GSCs displayed greater invasive capacity than matched non-stem tumor cells in vivo. (A and B) Aggressive cancer invasion into brain tissues at early stage (day 5) after GSC transplantation into mouse brains. GSCs and non-stem tumor cells (Non-stem TCs) derived from a GBM xenograft (D456MG) were transplanted into mouse brains trough intracranial injection (10,000 cells/mouse). Mouse brains harvested 5 days after tumor cell transplantation were examined for cancer cell dispersal through histological analysis. Aggressive cancer cell invasion (indicated by red arrows) into brain tissues were detected in mouse brains implanted with GSCs. But none cancer cell dispersal was found in the brains implanted with non-stem TCs, and all cells stayed in the injection site (indicated by a black arrow). (C and D) Infiltration of cancer cells into normal tissues in mouse brains implanted with GSCs at late stage (day 35) after cell transplantation. GSCs and non-stem tumor cells (Non-stem TCs) isolated from a D456MG GBM xenograft were transplanted into mouse brains trough intracranial injection (200,000 cells/mouse). Mouse brains were harvested 35 days after cell transplantation and then examined for cancer cell invasion through histological analysis. Diffuse infiltration of cancer cells (indicated by red arrows) into normal tissues were detected in brains implanted with GSCs but not in those with non-stem tumor cells, although D456MG non-stem tumors also grew small tumors (indicated by a black arrow) in mouse brains. (E and F) Representative images of brain cross sections (H & E stained) from mouse brains harvested on day 39 after cell transplantation described in (C and D). GSCs formed much larger tumors than matched non-stem tumor cells in mouse brains. Red arrows indicate large infiltrative tumors in the brain implanted with GSCs, and a black arrow indicates a small tumor in the brain implanted with non-stem tumor cells.

Fig. 3

Immunoblot analysis shows increased expression of several invasion-related proteins in GSCs relative to matched non-stem tumor cells.

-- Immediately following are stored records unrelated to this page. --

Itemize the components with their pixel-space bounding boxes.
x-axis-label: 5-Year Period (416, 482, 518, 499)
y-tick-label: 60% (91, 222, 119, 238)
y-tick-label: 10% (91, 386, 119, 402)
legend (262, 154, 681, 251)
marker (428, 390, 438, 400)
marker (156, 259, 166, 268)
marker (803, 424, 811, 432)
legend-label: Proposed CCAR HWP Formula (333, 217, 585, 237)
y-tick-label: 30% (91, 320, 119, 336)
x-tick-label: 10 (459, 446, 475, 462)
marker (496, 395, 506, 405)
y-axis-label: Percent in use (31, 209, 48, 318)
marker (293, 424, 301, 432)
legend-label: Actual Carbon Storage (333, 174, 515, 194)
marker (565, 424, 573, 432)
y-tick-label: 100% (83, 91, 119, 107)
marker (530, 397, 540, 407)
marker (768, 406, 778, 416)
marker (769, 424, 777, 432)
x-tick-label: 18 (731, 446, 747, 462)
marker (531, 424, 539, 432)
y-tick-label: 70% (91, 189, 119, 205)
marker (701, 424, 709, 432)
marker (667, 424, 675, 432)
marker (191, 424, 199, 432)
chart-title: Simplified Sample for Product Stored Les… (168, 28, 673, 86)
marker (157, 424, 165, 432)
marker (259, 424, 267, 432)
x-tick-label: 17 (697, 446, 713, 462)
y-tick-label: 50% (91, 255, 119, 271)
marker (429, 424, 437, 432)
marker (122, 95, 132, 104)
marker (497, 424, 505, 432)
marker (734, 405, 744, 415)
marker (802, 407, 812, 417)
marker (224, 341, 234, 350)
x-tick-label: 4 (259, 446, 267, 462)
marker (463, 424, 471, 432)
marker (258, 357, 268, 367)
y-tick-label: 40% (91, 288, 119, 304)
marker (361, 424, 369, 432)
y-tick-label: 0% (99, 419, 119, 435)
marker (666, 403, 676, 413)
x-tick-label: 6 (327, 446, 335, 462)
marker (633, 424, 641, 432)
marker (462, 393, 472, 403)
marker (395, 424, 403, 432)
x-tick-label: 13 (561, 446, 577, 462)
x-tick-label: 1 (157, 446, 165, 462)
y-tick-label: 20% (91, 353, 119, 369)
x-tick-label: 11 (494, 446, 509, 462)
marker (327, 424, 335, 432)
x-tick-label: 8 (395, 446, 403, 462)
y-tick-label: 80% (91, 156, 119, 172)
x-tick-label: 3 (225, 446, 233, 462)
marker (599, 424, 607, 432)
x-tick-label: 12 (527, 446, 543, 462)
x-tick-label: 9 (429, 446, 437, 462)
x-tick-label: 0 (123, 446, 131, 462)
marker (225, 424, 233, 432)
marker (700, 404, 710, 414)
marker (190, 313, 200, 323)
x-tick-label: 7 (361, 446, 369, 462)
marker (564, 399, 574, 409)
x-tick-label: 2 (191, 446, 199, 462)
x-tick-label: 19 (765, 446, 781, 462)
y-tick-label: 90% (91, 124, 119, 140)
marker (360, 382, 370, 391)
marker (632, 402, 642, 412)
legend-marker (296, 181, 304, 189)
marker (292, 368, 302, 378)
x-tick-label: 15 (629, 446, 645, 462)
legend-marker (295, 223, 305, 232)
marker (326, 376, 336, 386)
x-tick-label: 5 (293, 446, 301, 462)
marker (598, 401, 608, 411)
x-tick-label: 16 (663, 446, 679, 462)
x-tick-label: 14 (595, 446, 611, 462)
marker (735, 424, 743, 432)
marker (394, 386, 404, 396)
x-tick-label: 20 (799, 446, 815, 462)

GSCs and matched non-stem tumor cells (Non-stem TCs) isolated from a primary GBM (CCF1992) and a GBM xenograft (T3359) were analyzed for the expression of invasion-associated proteins including L1CAM, MMP16, ADAMTS1 and SEMA3C, and the GSC marker SOX2. The sizes of molecular markers are indicated on right side.

Fig. 4

Immunohistochemical (IHC) staining shows that L1CAM is highly expressed in a subpopulation of cancer cells in the invasive fronts of primary GBMs. Representative images of L1CAM staining (in brown) in two GBMs (CCF1863 and T4121) are shown. The marked invasive fronts with small squares were enlarged in right panels to show L1CAM expression in the invasive fronts (indicated by arrows). The tumor sections were counterstained with hematoxylin. T, tumor tissue, N, normal brain tissue.